Shane Oatman edited this page Oct 10, 2018 · 2 revisions

Calling an API

Introduction

Most of you will be using MSAL to get an access token in order to call an API. You may be calling a Microsoft API, like Microsoft Graph or be calling an API that you and/or your organization published and are protecting with Azure Active Directory.

In either case there are some basic things that you'll need to know in order to make your request. The most important of which are the names of the scopes that your client application needs in order to enable corresponding features in your application.

Scopes

Scope is the term used in the OAuth protocol, but the term permission is often used interchangeably within the Microsoft documentation.
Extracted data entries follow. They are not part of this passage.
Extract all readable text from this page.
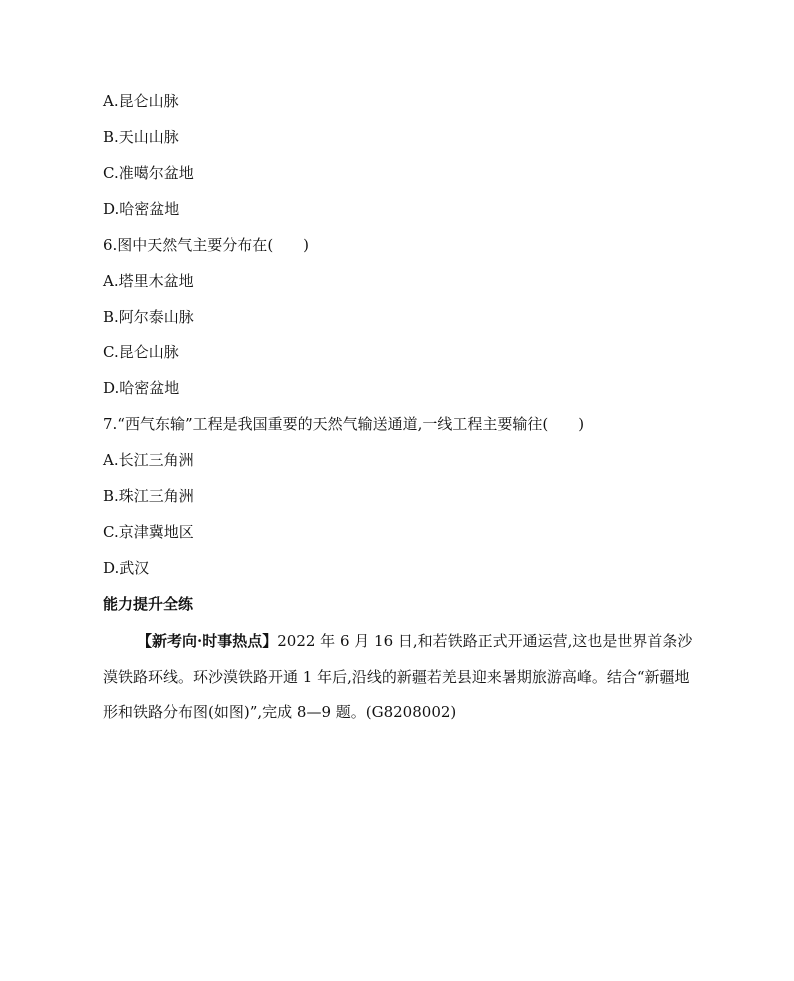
A.昆仑山脉
B.天山山脉
C.准噶尔盆地
D.哈密盆地
6.图中天然气主要分布在(　　)
A.塔里木盆地
B.阿尔泰山脉
C.昆仑山脉
D.哈密盆地
7.“西气东输”工程是我国重要的天然气输送通道,一线工程主要输往(　　)
A.长江三角洲
B.珠江三角洲
C.京津冀地区
D.武汉
能力提升全练
【新考向·时事热点】2022 年 6 月 16 日,和若铁路正式开通运营,这也是世界首条沙漠铁路环线。环沙漠铁路开通 1 年后,沿线的新疆若羌县迎来暑期旅游高峰。结合“新疆地形和铁路分布图(如图)”,完成 8—9 题。(G8208002)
Scope refers to the scope of the authorization (permission) being requested by and/or granted to an application.

For Microsoft Graph the list of scopes (permissions) associated with it are published here: https://developer.microsoft.com/en-us/graph/docs/concepts/permissions_reference

If you need to request a scope for an API that your organization published you can refer to the documentation provided by the API developer or can view the application registration associated with the API in either apps.dev.microsoft.com or in the Azure Portal.

apps.dev.microsoft.com web api

In this example. The scope is the entire string which begins with "api://" and ends with "/access_as_user".

Unique Scopes

Azure Active Directory as an OAuth authorization server is used to protect multiple APIs (resource servers). In order to avoid name collisions within scope names and to clarify for which API a scope is being requested. Scopes are generally prefixed with either the application id (GUID) associated with the resource server or by one or more identifier URIs within the application registration for that API server.

Microsoft Graph is special in that if a scope value is not prefixed within an identifier URI it is assumed to belong to Microsoft Graph.